The national unemployment rate for June was 5.3%, essentially unchanged from May. And the lowest unemployment rate in the country was less than half that, 2.6% in Nebraska. No other state checked in with an unemployment rate below 3%. In June of last year Nebraska’s unemployment rate was 3.3%, trailing only North Dakota (2.7%) for the lowest rate among the states.

The five states posting the highest unemployment rates in June were West Virginia (7.4%), the District of Columbia (7%), Nevada (6.9%), Alaska (6.8%), and South Carolina and Mississippi tied for fifth with an unemployment rate of 6.6%.

Eight states posted trailed Nebraska with unemployment rates between 3% and 4%: North Dakota (3.1%); Utah (3.5%); Vermont (3.6%); Iowa (3.7%); South Dakota and New Hampshire (3.8%); and Minnesota and Montana (3.9%).

North Dakota’s employment statistics have been hit hard by the drilling slowdown. The unemployment rate in the state has risen from 2.7% a year ago to 3.1% this year. The other state that has been hit with job losses due to the slowdown in the oil patch is Texas, but that state is so much larger and has a far more diverse economy than North Dakota that the unemployment rate in Texas has actually fallen from 5% in June 2014 to 4.2% in June 2015.

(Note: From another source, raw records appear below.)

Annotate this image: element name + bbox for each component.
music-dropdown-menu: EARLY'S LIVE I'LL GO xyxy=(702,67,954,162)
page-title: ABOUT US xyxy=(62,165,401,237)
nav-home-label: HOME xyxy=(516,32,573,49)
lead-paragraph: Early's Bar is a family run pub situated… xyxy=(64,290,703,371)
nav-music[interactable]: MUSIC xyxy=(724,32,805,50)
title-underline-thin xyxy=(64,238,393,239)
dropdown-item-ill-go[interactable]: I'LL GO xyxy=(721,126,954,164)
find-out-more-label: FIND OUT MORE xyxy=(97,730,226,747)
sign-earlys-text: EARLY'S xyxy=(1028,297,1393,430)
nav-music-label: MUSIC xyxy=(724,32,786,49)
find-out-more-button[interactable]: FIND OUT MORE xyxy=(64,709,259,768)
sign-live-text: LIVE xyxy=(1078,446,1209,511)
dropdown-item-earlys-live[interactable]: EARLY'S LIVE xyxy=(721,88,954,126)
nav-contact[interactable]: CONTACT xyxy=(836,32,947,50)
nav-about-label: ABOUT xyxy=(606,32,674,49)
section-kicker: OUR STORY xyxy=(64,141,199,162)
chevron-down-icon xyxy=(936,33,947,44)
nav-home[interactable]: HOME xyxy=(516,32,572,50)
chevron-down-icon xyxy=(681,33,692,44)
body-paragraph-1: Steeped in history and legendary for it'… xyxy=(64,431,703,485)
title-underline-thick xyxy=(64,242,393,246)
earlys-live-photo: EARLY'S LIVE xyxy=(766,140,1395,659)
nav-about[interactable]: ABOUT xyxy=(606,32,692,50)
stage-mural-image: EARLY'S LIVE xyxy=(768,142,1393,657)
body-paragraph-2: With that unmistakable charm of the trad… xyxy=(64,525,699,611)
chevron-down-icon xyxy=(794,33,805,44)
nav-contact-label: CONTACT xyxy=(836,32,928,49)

Only West Virginia and the District of Columbia have unemployment rates at or above 7%. The cuts to federal government jobs are likely to be mostly responsible for the high unemployment rate in D.C., while the higher rate in West Virginia is almost surely the result of lower demand for coal.

Arizona saw an increase of 52,400 jobs from June 2014 (2.0%) and was unchanged from the previous month.